Click on “Misc utility images” to see the Raspberry Pi 4 EEPROM boot recovery image, with the text “Use this only if advised to do so” beneath it:

Raspberry Pi Imager showing the Raspberry Pi 4 EEPROM boot recovery screen.
Raspberry Pi 4 EEPROM boot recovery image

This is not an operating system proper, it is a helper utility.

The Raspberry Pi 4 has an additional boot stage (an EEPROM) which allows it to add additional boot capabilities in the form of software updates. Sometimes there are problems with this EEPROM, and it needs to be rewritten.

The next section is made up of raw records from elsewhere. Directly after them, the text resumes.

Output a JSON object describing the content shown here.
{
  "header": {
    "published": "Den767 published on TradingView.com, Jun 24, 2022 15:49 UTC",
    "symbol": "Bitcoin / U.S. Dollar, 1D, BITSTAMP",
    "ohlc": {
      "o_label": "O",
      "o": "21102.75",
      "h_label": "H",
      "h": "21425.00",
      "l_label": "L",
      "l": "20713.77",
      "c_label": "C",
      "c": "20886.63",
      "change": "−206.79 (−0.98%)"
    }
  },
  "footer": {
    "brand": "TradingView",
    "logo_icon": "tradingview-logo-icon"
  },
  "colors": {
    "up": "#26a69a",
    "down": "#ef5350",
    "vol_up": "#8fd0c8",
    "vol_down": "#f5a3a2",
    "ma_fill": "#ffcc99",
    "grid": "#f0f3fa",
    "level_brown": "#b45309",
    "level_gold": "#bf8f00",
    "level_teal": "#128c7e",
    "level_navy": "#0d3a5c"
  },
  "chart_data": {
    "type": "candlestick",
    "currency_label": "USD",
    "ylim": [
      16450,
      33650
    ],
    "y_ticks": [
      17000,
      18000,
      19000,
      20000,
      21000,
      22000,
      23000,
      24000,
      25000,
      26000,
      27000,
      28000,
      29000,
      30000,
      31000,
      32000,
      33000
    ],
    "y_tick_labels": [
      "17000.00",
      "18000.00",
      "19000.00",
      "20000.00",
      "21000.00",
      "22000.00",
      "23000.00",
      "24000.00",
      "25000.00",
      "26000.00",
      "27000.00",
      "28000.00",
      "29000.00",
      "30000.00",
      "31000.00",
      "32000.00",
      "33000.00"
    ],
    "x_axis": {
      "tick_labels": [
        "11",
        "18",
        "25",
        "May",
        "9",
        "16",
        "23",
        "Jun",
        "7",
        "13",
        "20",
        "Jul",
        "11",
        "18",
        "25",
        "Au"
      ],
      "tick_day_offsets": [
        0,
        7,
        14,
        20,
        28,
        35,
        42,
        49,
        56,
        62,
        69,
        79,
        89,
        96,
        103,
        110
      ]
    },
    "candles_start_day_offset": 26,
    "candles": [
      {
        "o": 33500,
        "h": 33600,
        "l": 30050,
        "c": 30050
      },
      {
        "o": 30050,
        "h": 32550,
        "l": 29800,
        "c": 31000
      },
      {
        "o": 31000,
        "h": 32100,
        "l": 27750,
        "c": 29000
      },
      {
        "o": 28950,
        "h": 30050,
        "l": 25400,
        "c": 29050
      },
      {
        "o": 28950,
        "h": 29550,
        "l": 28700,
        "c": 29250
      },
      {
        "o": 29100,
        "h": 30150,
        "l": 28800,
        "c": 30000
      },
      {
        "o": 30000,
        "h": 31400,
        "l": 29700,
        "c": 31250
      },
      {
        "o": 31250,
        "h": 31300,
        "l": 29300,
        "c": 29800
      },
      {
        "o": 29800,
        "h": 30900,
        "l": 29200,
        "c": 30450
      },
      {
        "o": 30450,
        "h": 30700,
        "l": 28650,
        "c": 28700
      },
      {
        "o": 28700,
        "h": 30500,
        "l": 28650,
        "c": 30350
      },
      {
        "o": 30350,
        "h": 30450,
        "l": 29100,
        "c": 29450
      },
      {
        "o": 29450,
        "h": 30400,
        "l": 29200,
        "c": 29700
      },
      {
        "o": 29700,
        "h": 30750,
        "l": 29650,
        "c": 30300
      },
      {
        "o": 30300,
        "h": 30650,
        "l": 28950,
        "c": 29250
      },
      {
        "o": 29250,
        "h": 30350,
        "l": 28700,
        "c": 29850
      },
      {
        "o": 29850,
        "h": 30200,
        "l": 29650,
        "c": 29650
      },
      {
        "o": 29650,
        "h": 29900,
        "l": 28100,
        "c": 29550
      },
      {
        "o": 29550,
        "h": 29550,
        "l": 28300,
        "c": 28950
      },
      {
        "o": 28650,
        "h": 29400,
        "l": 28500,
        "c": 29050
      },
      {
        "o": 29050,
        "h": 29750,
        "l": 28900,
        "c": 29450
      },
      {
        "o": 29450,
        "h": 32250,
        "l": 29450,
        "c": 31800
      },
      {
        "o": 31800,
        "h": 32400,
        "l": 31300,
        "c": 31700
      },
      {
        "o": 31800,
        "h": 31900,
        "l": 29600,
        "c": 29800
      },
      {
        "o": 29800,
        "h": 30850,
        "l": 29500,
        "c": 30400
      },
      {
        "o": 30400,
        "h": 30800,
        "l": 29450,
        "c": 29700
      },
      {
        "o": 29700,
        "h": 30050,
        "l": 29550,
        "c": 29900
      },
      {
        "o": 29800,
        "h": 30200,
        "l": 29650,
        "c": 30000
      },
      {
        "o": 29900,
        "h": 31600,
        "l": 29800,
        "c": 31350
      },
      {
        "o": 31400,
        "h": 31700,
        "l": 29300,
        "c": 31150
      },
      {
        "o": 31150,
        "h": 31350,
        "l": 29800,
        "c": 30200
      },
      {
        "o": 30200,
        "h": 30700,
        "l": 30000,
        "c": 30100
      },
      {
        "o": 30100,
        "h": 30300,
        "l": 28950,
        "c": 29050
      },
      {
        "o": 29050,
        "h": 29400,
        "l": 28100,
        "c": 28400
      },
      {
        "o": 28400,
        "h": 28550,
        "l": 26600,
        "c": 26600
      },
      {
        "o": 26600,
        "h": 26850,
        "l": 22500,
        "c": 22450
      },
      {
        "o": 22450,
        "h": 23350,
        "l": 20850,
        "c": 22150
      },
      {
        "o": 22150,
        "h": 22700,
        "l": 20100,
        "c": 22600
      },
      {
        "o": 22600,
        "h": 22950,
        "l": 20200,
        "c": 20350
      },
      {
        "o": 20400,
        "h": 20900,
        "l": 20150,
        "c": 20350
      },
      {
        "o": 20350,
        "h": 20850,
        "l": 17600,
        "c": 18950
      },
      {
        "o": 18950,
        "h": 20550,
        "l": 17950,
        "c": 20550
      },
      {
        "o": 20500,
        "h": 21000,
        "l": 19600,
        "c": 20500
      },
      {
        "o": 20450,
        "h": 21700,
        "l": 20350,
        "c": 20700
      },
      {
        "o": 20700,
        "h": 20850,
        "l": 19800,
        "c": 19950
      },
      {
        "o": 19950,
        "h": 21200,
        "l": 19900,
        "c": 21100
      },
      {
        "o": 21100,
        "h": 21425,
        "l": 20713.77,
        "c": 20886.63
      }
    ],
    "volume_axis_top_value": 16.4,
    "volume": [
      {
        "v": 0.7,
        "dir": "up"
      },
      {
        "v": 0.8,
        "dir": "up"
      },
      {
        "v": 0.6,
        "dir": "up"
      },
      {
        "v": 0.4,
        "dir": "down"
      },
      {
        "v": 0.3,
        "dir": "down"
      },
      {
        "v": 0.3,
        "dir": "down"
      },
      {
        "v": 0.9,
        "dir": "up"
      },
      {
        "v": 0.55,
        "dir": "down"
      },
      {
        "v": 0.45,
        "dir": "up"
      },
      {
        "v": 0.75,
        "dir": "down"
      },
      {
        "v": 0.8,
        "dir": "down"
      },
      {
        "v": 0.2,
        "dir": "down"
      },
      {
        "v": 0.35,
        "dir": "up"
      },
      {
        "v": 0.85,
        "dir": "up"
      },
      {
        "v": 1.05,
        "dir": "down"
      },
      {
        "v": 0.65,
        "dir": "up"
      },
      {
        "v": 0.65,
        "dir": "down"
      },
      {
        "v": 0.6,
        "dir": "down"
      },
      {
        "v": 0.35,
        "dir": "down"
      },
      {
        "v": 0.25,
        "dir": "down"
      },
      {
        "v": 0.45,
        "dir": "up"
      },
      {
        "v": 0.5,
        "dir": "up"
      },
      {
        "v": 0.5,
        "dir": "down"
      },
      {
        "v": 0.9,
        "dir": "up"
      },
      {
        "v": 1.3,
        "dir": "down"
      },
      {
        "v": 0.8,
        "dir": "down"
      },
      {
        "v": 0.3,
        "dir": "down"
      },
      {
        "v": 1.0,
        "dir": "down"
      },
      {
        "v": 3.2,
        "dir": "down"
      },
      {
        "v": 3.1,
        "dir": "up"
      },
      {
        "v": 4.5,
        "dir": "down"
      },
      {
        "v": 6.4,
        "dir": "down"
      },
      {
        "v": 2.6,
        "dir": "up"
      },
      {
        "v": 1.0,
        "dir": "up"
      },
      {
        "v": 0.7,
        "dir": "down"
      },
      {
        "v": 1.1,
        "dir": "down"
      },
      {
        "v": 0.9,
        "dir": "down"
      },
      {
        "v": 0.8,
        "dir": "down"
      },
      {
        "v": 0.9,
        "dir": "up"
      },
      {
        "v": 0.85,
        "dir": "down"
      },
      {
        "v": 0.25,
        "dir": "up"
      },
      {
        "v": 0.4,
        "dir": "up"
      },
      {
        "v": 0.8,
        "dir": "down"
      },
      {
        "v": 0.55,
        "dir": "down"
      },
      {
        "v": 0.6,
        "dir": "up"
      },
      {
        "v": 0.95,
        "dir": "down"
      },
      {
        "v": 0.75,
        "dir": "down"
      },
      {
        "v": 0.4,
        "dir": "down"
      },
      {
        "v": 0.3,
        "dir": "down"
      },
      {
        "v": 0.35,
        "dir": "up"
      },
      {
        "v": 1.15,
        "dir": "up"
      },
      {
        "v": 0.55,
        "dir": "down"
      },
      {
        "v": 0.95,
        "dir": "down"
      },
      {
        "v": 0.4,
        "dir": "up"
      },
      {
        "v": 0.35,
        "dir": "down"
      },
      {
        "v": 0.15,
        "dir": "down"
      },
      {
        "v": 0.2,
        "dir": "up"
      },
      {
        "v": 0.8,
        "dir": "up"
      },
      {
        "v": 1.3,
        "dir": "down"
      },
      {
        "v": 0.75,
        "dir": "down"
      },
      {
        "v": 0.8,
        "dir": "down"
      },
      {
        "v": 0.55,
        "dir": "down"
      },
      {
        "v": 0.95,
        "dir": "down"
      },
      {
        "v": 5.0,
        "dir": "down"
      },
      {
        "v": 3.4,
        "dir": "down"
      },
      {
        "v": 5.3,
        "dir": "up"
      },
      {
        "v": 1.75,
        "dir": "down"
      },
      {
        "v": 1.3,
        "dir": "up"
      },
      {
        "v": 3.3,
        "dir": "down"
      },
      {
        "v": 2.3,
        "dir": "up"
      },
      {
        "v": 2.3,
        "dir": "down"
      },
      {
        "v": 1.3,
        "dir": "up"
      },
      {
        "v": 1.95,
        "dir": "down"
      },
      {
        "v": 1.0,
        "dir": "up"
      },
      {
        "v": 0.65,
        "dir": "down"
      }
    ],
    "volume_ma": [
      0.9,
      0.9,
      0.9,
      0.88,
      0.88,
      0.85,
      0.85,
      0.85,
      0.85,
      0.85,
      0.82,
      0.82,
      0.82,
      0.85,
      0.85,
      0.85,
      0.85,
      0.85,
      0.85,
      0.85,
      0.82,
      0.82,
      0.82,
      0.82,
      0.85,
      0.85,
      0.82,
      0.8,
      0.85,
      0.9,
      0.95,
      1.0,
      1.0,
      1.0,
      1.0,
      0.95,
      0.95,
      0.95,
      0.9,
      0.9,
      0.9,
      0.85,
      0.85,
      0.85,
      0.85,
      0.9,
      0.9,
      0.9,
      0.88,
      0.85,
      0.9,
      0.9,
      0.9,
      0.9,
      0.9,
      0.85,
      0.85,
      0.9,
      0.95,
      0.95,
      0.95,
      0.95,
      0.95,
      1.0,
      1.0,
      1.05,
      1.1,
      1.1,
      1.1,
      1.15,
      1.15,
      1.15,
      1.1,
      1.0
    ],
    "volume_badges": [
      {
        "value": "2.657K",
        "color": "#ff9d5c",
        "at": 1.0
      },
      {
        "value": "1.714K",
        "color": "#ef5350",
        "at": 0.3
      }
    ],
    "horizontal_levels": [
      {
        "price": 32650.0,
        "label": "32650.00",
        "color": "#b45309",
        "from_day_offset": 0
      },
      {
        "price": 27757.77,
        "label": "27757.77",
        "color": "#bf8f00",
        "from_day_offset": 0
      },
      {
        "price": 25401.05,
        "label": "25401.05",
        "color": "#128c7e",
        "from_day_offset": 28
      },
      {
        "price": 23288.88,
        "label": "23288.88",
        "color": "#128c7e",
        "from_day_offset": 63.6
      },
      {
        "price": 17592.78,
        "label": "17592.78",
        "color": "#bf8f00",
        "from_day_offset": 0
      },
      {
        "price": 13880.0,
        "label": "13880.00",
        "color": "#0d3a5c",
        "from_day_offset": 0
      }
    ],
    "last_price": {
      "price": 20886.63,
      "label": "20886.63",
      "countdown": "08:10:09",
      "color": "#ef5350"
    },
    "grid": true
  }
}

Therefore, if your Raspberry Pi does not boot from SD cards which are known to have a good and compatible operating system on it, you can try this Raspberry Pi 4 EEPROM boot recovery image as an effort to reflash the EEPROM.

This will not be of any use to other Raspberry Pi models (Pi Zero / Pi 1 / Pi 2 / Pi 3).


Many different Raspberry Pi operating system variants exist. For many users Raspberry Pi OS (which can be installed with the help of NOOBS, for example) will be the perfect choice, as it allows you to do most things quite well.

If you have Raspberry Pi OS on your Raspberry Pi, be sure to check out PiCockpit – it will support you with managing your system and using the GPIO port, etc.

If you are into home entertainment systems, you should have a look at LibreELEC, instead.

Windows on Raspberry Pi is not a thing yet, you should look into the Linux-based Raspberry Pi OS and software alternatives, instead.

Which Operating System do you like to use on the Raspberry Pi? What are your experiences and recommendations? Comment below to share your wisdom with us 🙂

1 Comment

  1. Juan Fischer on April 8, 2022 at 5:11 am


    Is there a PiCockpit version for arm64?